Per far fronte alle esigenze dell’esercito basta agire per via ordinaria, hanno sottolineato diversi oratori. Jakob Stark (Udc/Tg) non vuole creare «un precedente pericoloso che metterebbe in discussione il freno all’indebitamento». Benedikt Würth (Centro/Sg) ha esortato i colleghi a non mettere in scacco questo strumento, altrimenti faremmo un passo indietro di decenni nella politica finanziaria della Confederazione. Scetticismo, per altre ragioni, anche tra i ‘senatori’ della sinistra. Baptiste Hurni (Ps/Ne) ha ricordato che un sì alla mozione significa ulteriori 10 miliardi di franchi in più per l’esercito: sarebbe «ingiustificabile». La mozione per giunta non dice nulla su come il fondo debba essere ammortizzato: non è chiaro se ciò avverrebbe o meno a scapito dell’esercito e della cooperazione internazionale.
Agire è urgente, ha insistito per contro Marianne Binder. «I compromessi sono importanti», ha dichiarato Franziska Roth (Ps/So). Tanto più che la Confederazione avrebbe un margine di manovra sufficiente per far fronte a un aumento del debito. «Situazioni straordinarie richiedono risposte straordinarie», le hanno fatto eco Brigitte Häberli-Koller (Centro/Tg) e Charles Juillard (Centro/Ju). Il freno all’indebitamento non è stato pensato per renderci incapaci di agire, bensì per accrescere la resilienza (finanziaria, ndr) del Paese, ha osservato Andrea Gmür-Schönenberger (Centro/Lu). Per la ‘senatrice’ lucernese, si tratta di una «questione di volontà politica». Anche Carlo Sommaruga (Ps/Ge) ha caldeggiato l’approvazione della mozione: a suo avviso è nell’interesse delle popolazioni del Sud del mondo, nella misura in cui liberando 5 miliardi per l’Ucraina si evita che la guerra nell’Est dell’Europa assorba – com’è previsto – una parte dei fondi destinati alla cooperazione internazionale.

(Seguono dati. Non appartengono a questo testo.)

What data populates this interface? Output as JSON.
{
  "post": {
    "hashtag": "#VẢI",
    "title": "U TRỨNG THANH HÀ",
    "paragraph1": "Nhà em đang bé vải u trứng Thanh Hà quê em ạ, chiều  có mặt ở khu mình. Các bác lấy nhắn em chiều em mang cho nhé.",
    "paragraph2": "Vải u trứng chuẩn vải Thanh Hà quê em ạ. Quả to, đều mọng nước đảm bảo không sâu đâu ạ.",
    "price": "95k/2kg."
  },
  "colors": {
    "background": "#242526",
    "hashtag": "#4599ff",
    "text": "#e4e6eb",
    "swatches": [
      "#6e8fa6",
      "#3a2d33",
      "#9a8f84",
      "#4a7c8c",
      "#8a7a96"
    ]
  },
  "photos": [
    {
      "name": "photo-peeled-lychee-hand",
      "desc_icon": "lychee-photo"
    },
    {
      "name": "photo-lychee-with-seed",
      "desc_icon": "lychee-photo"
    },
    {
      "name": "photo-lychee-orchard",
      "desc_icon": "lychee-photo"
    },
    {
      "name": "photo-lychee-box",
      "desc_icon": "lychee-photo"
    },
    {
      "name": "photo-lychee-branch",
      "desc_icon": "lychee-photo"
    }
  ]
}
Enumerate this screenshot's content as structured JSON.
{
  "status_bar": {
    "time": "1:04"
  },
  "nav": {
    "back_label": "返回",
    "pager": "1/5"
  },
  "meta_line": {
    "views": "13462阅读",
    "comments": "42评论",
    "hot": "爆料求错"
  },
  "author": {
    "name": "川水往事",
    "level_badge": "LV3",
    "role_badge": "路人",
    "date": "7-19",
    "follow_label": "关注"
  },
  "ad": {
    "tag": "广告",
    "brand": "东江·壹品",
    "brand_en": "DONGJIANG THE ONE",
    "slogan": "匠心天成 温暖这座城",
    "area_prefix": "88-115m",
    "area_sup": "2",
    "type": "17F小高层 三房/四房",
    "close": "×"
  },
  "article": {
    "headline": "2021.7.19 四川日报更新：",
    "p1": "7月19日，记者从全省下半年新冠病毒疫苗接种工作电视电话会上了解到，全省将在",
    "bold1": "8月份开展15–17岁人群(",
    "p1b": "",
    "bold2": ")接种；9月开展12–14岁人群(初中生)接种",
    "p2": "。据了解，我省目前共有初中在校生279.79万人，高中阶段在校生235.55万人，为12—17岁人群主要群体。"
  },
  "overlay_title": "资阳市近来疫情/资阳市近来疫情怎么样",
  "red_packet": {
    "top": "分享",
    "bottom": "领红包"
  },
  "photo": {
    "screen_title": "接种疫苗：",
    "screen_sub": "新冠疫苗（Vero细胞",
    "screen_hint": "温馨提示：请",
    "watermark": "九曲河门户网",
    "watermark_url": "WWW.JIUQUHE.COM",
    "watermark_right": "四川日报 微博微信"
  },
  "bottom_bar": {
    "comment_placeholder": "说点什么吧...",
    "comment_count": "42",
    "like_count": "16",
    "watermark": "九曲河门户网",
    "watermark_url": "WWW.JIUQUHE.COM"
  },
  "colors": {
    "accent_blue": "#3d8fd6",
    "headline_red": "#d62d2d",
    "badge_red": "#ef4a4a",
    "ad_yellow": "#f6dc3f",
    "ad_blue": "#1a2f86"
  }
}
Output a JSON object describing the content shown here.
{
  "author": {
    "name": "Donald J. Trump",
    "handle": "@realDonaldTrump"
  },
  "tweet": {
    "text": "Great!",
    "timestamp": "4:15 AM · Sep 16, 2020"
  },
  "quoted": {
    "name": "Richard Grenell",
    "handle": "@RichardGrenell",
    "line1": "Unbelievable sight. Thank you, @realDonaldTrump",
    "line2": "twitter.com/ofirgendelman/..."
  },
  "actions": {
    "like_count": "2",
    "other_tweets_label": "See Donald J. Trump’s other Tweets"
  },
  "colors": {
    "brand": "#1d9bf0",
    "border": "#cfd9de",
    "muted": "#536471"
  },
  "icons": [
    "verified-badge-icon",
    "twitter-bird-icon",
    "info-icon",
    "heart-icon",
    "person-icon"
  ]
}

Il Gruppo per una Svizzera senza esercito (Gsse) si è detto “sollevato” per la bocciatura di un accordo “innominabile” e “ipocrita”. Il “mercanteggiamento” avrebbe permesso di concedere gli aiuti necessari all’Ucraina unicamente se l’esercito ne avesse ricevuti allo stesso tempo il doppio, afferma la segretaria del Gsse Pauline Schneider, citata in una nota. L’organizzazione anti-militarista denuncia d’altro canto la volontà del Consiglio degli Stati (che ha pure approvato un credito d’impegno di 660 milioni per l’acquisto di mezzi di difesa terra-aria di media gittata) di “preparare il terreno per un riarmo senza limiti”, addirittura “tagliando i viveri ad altri settori”.